Simon Williams, HSBC’s Chief Economist for Central and Eastern Europe, the Middle East, and Africa, said, “We are optimistic that yesterday’s policy announcements, along with large-scale financial support, can mark the start of a new cycle for Egypt, paving the way for economic stabilization and growth.”
This hope partly reflects the scale of policy adjustment – the 40% fall in the official value of the currency was the biggest of the four devaluations Egypt has undergone in the past two years, while the 600bps rate hike was more than we expected. The FX move has almost closed the gap with the parallel market rate, and the hike may have made the policy rate positive in real terms. Importantly, these actions are linked to a wider set of policy commitments in the improved IMF programme agreed upon at a staff level yesterday, which include promises to rein in fiscal excess and align monetary policy and the FX regime with an inflation-targeting regime.

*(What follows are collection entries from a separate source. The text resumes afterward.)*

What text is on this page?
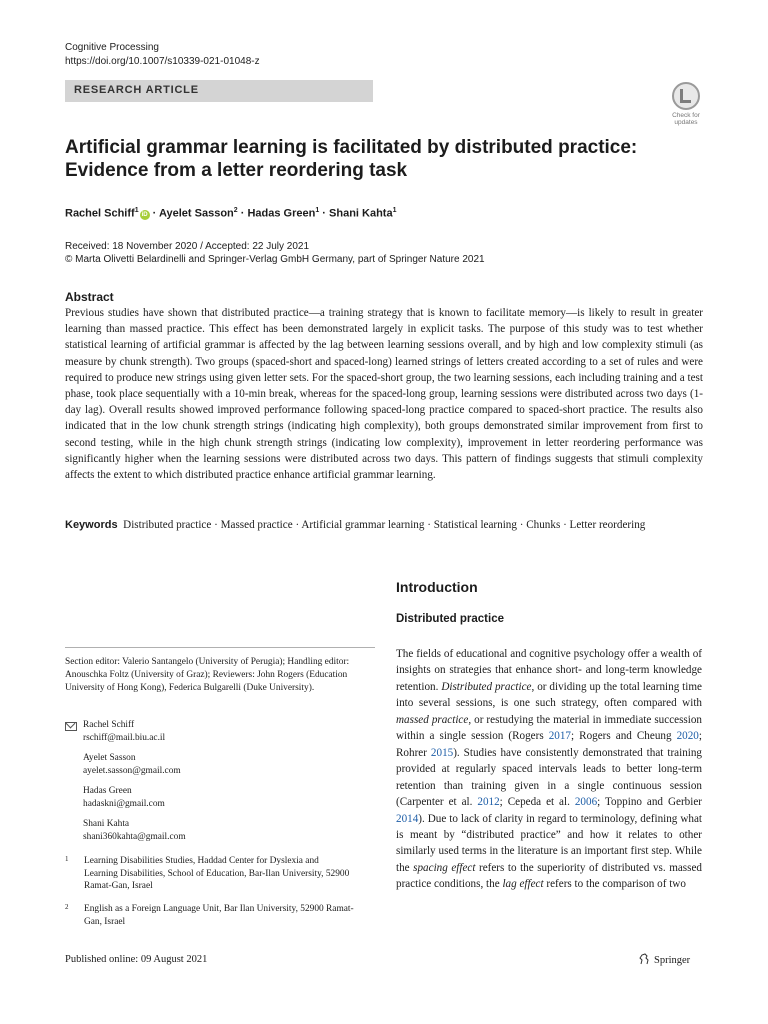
Cognitive Processing
https://doi.org/10.1007/s10339-021-01048-z
RESEARCH ARTICLE
Check for
updates
Artificial grammar learning is facilitated by distributed practice:
Evidence from a letter reordering task
Rachel Schiff$^1$iD · Ayelet Sasson$^2$ · Hadas Green$^1$ · Shani Kahta$^1$
Received: 18 November 2020 / Accepted: 22 July 2021
© Marta Olivetti Belardinelli and Springer-Verlag GmbH Germany, part of Springer Nature 2021
Abstract
Previous studies have shown that distributed practice—a training strategy that is known to facilitate memory—is likely to result in greater learning than massed practice. This effect has been demonstrated largely in explicit tasks. The purpose of this study was to test whether statistical learning of artificial grammar is affected by the lag between learning sessions overall, and by high and low complexity stimuli (as measure by chunk strength). Two groups (spaced-short and spaced-long) learned strings of letters created according to a set of rules and were required to produce new strings using given letter sets. For the spaced-short group, the two learning sessions, each including training and a test phase, took place sequentially with a 10-min break, whereas for the spaced-long group, learning sessions were distributed across two days (1-day lag). Overall results showed improved performance following spaced-long practice compared to spaced-short practice. The results also indicated that in the low chunk strength strings (indicating high complexity), both groups demonstrated similar improvement from first to second testing, while in the high chunk strength strings (indicating low complexity), improvement in letter reordering performance was significantly higher when the learning sessions were distributed across two days. This pattern of findings suggests that stimuli complexity affects the extent to which distributed practice enhance artificial grammar learning.
Keywords Distributed practice · Massed practice · Artificial grammar learning · Statistical learning · Chunks · Letter reordering
Introduction
Distributed practice
The fields of educational and cognitive psychology offer a wealth of insights on strategies that enhance short- and long-term knowledge retention. Distributed practice, or dividing up the total learning time into several sessions, is one such strategy, often compared with massed practice, or restudying the material in immediate succession within a single session (Rogers 2017; Rogers and Cheung 2020; Rohrer 2015). Studies have consistently demonstrated that training provided at regularly spaced intervals leads to better long-term retention than training given in a single continuous session (Carpenter et al. 2012; Cepeda et al. 2006; Toppino and Gerbier 2014). Due to lack of clarity in regard to terminology, defining what is meant by “distributed practice” and how it relates to other similarly used terms in the literature is an important first step. While the spacing effect refers to the superiority of distributed vs. massed practice conditions, the lag effect refers to the comparison of two
Section editor: Valerio Santangelo (University of Perugia); Handling editor: Anouschka Foltz (University of Graz); Reviewers: John Rogers (Education University of Hong Kong), Federica Bulgarelli (Duke University).
Rachel Schiff
rschiff@mail.biu.ac.il
Ayelet Sasson
ayelet.sasson@gmail.com
Hadas Green
hadaskni@gmail.com
Shani Kahta
shani360kahta@gmail.com
1 Learning Disabilities Studies, Haddad Center for Dyslexia and Learning Disabilities, School of Education, Bar-Ilan University, 52900 Ramat-Gan, Israel
2 English as a Foreign Language Unit, Bar Ilan University, 52900 Ramat-Gan, Israel
Published online: 09 August 2021	Springer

The chances of fulfilling these promises have been increased by the expansion of Egypt’s IMF programme from $3bn to $8bn – an amount that not only encourages policy discipline but also boosts Egypt’s ability to manage change when combined with the $35bn investment deal signed with the UAE in February. More pledges of multilateral and bilateral support are expected soon.

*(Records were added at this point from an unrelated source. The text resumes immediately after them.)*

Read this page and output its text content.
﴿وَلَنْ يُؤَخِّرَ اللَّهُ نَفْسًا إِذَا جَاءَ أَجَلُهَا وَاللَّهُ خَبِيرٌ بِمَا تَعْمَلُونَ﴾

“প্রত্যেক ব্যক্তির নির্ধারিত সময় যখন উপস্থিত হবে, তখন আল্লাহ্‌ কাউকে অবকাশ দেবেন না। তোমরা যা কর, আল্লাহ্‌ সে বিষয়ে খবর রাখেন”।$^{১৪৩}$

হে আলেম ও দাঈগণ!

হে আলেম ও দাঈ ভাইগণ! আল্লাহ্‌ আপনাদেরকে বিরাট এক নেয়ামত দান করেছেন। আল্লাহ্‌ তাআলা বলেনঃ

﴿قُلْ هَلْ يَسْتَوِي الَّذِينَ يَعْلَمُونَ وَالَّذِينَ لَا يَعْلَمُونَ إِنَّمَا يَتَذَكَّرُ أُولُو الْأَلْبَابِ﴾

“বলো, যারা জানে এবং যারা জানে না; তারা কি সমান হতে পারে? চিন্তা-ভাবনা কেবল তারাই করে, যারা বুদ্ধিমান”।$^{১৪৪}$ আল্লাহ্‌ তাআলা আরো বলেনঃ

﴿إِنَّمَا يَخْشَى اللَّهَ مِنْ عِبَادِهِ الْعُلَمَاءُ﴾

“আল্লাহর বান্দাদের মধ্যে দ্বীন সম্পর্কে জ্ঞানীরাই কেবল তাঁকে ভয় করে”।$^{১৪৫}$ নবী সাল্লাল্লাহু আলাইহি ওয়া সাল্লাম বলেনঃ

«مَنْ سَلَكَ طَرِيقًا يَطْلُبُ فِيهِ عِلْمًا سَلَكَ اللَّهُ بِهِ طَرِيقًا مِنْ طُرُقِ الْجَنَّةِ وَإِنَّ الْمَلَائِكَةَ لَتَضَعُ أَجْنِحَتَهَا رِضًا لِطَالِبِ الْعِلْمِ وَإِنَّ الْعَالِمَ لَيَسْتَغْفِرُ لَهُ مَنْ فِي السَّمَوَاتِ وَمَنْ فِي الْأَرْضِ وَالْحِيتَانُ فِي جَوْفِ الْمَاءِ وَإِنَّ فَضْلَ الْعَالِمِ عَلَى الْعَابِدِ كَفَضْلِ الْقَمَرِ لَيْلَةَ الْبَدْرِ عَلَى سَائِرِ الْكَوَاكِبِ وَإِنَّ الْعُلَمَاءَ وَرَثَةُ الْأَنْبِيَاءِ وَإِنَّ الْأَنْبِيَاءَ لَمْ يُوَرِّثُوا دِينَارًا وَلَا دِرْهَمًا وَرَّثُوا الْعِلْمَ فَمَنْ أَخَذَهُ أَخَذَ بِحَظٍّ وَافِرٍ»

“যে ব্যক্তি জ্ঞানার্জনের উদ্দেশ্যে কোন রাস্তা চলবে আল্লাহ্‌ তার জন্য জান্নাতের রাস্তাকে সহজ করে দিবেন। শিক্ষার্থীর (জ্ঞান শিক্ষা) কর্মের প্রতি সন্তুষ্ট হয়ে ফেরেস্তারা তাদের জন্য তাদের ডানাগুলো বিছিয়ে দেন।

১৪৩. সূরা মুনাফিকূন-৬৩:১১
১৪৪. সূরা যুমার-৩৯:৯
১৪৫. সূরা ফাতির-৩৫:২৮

In a statement with yesterday’s special MPC, CBE said that it would “let the exchange rate be determined by market forces” – a theme stressed by the prime minister, central bank governor, and the IMF. We are curious to see what this means in practice, but for now, note FX restrictions are already being lifted, and we are hopeful of dollar inflows to restore the interbank market, end the parallel market, and gradually clear the large dollar backlog and the banks’ strained NFA positions. These flows will likely be driven by public entities, but as confidence in the new FX regime grows, we anticipate remittances and portfolio flows to return to the market.
Risks and policy uncertainties persist, and it will take time for EGP to find its level but for now, we maintain our view that the currency will settle in the 40-45 range. We expect a slight rise in near-term inflation, but see prices stabilising in Q2, creating room to ease some of the monetary tightenings before the year’s end. Growth will take longer to recover, however, as new fiscal and monetary tightening affects and real wages stagnate. FX depreciation and higher interest rates will increase the budget deficit, ensuring pressure to reduce primary spending remains high.